REPORTAGE
Centrafrique : sur la route avec les miliciens
Par Célian Macé, Libération envoyé spécial en Centrafrique. Photos Alexis Huguet (Hans Lucas) — 9 octobre 2017 à 20:36
Dans un pays morcelé depuis 2013, l’UPC, groupe armé issu de l’éclatement de la Séléka, inspire la terreur. De Bambari à Alindao, traversée en 4×4 jusqu’à la ville refuge de leur chef Ali Darassa. Une journée de voyage ponctuée par les villages brûlés.
«J’espère que vous aimez la viande.» Hassan Bouba est prêt à partir pour Alindao, le fief de l’Union pour la paix en Centrafrique (UPC), un puissant groupe armé installé dans le Sud-Est de la Centrafrique. Ce matin-là, le jeune coordinateur politique du mouvement reçoit dans sa maison de Bambari, à 375 kilomètres de la capitale, derrière la mosquée. Des adolescents mutiques ont installé des chaises dans la courette et ont servi le thé. L’orage qui vient promet d’apporter un peu de fraîcheur pour le voyage.
L’UPC est un résidu de la Séléka, la coalition de groupes armés à dominante musulmane qui renversa le président Bozizé en 2013 avant d’être chassée du pouvoir un an plus tard. Bien qu’évincés de Bangui, les ex-Séléka, désormais divisés en plusieurs mouvements rivaux, contrôlent toujours 80 % du territoire centrafricain. La veille du départ, Hassan Bouba était dans la capitale pour discuter avec les autorités des conditions du programme de «DDR» (désarmement, démobilisation, réintégration). Mais il n’est pas question de désarmer l’UPC en ce moment. Dans la région d’Alindao, l’organisation est engagée dans une guerre sans merci contre les anti-balaka, miliciens locaux, surtout chrétiens et animistes, qui ont juré la perte des anciens Séléka. Hassan Bouba, qui est revenu de la capitale dans un hélicoptère de la Mission des Nations unies en Centrafrique (Minusca), le sait pertinemment, malgré son discours convenu sur la «réconciliation».
KM 1 : bergers et 4 × 4
120 kilomètres séparent Bambari, l’une des seules villes du pays déclarée «sans groupes armés», désormais sous contrôle des Casques bleus, et Alindao, le repaire du leader de l’UPC, Ali Darassa, l’un des hommes les plus craints et les plus haïs de Centrafrique. Ici, on ne parle pas de routes, mais d’«axes». Le territoire, plus vaste que la France, compte moins de 300 kilomètres de «goudron». L’axe Bambari-Alindao, ou RN2, l’un des plus importants du pays puisqu’il le traverse d’est en ouest, reliant Bangui à la frontière sud-soudanaise, n’a jamais connu d’asphalte. Il a la largeur d’un chemin forestier et est si peu fréquenté qu’il est possible de relier les deux villes sans croiser un seul engin roulant.

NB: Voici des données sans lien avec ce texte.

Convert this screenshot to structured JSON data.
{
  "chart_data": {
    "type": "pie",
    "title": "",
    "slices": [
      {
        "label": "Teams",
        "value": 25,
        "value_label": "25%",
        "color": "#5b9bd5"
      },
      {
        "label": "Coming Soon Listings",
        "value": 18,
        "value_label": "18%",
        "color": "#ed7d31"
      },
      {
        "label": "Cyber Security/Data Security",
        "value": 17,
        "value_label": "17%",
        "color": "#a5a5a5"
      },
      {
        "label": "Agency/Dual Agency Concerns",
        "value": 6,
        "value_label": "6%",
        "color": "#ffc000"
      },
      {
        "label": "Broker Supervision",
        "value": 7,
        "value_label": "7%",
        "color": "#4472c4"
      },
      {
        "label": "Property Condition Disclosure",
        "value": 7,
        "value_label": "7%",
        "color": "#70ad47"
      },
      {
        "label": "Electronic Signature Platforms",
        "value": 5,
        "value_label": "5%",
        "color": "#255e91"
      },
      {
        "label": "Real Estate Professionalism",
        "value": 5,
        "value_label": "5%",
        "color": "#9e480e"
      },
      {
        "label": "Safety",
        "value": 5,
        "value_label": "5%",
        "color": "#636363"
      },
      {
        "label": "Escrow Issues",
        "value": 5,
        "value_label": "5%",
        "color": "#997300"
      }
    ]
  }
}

Au-delà du check-point des Casques bleus gabonais, à la sortie sud de Bambari, l’UPC règne en maître. Moins d’un kilomètre après le barrage onusien, un long combattant au visage fin, en uniforme impeccable, enturbanné, kalachnikov en bandoulière, grimpe à l’arrière du 4 × 4. C’est le garde du corps personnel de Hassan Bouba. Un Peul, comme la grande majorité des combattants de l’UPC et bien entendu comme leur leader, Ali Darassa. Ce peuple d’éleveurs, souvent nomades, sillonne le pays au gré des cycles de transhumance. Sur la route, des bergers reviennent du marché au bétail, un arc à la main. Quelques femmes peules, des perles dans les cheveux, une calebasse de lait sur la tête, font du troc dans les villages. Ici, l’Etat centrafricain est un lointain souvenir.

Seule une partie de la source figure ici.